# SOIL,Container Grown Potatoes



## Meerkat (May 31, 2011)

We want to grow container potatoes in greenhouse. 

No vegetable is as filling as the potato. It was the main staple of Ireland for centuries.
We have not been successful yet in growing potaotes at all. Somethign we miss in the raised beds and container. It has to be something is missing in the soil. 

I was thinking of using sand, leaves we racked up and coffee grounds. Also this time take a soil test of course.

We can grow lots of hydroponic type veggies fairly quick but we can't grow potatoes in hydro.


----------



## Meerkat (May 31, 2011)

This guy really knows how to grow a potato.


----------



## tsrwivey (Dec 31, 2010)

We grew ours this year by putting several (6-8) layers of newspaper down, then the seed potato, then 6 inches of hay. We kept it moist & kept putting more hay on it as the hay condensed down. We had a decent harvest & it was easy. I got the idea off a video by the West ladies. Potatoes don't require much.


----------



## JustCliff (May 21, 2011)

Meerkat said:


> This guy really knows how to grow a potato.


LOL. 
I was going to drop a link to his channel. Yes he does very well.


----------



## Meerkat (May 31, 2011)

tsrwivey said:


> We grew ours this year by putting several (6-8) layers of newspaper down, then the seed potato, then 6 inches of hay. We kept it moist & kept putting more hay on it as the hay condensed down. We had a decent harvest & it was easy. I got the idea off a video by the West ladies. Potatoes don't require much.


 Any special kind of of our hay? Most of the hay here is Bahia. Thanks Wivey I'll try this. I figure of I try it 3 ways maybe one will work, this one sounds good.:wave:


----------



## Meerkat (May 31, 2011)

:dunno:


JustCliff said:


> LOL.
> I was going to drop a link to his channel. Yes he does very well.

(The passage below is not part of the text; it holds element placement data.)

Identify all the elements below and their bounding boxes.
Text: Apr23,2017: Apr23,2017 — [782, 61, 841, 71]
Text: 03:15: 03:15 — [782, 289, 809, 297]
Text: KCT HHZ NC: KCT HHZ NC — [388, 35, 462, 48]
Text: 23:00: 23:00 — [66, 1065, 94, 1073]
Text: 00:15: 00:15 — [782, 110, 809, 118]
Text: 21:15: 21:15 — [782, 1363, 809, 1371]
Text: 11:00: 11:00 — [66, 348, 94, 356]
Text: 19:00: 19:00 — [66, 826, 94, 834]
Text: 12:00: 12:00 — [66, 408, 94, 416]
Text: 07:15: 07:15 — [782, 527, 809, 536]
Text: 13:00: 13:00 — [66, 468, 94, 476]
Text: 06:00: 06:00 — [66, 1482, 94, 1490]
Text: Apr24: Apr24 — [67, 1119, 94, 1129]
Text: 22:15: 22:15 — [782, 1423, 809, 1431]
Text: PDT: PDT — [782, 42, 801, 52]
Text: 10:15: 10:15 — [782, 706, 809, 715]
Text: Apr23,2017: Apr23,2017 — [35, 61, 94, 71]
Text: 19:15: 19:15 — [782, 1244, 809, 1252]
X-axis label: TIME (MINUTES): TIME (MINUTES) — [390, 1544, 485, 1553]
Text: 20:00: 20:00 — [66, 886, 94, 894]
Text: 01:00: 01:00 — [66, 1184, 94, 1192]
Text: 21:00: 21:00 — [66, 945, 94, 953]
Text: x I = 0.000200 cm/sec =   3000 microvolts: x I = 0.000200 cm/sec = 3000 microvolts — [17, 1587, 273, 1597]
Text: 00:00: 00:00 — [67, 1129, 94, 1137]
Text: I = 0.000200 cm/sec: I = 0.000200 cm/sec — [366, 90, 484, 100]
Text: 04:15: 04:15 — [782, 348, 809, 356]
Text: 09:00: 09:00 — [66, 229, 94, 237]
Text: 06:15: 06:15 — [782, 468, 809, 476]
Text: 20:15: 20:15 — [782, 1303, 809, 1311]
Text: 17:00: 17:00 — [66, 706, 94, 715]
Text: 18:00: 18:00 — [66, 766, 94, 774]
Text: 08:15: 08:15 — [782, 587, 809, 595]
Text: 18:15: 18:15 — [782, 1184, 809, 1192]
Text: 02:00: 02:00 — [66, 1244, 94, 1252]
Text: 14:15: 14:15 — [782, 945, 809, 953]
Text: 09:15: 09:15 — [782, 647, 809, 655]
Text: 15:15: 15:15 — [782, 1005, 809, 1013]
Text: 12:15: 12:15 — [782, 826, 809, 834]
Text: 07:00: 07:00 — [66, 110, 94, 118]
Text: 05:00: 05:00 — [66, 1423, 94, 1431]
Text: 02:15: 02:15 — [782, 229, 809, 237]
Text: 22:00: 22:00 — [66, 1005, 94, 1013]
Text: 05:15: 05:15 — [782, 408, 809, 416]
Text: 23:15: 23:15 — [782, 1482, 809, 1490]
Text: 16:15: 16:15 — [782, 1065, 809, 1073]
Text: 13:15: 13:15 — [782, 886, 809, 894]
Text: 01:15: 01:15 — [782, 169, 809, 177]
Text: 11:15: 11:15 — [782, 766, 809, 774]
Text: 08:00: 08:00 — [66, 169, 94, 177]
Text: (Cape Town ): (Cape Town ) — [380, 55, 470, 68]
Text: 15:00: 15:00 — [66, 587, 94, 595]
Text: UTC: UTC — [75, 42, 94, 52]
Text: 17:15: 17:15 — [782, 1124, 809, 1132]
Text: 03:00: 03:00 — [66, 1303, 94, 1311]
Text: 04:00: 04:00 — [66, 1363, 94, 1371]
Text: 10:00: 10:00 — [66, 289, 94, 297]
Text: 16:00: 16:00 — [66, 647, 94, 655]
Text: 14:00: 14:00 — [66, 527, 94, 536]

  LOL, I know something happened when I first clicked on it too. :dunno: Then I clicked on it again and the potato guy came on.  :wave:


----------



## tsrwivey (Dec 31, 2010)

Meerkat said:


> Any special kind of of our hay? Most of the hay here is Bahia. Thanks Wivey I'll try this. I figure of I try it 3 ways maybe one will work, this one sounds good.:wave:


The free kind! . I get my hay for free or really cheap from people wanting to get rid of their fall decorations. I only use it for the chickens or the garden, neither of which are particular about it. Good luck!


----------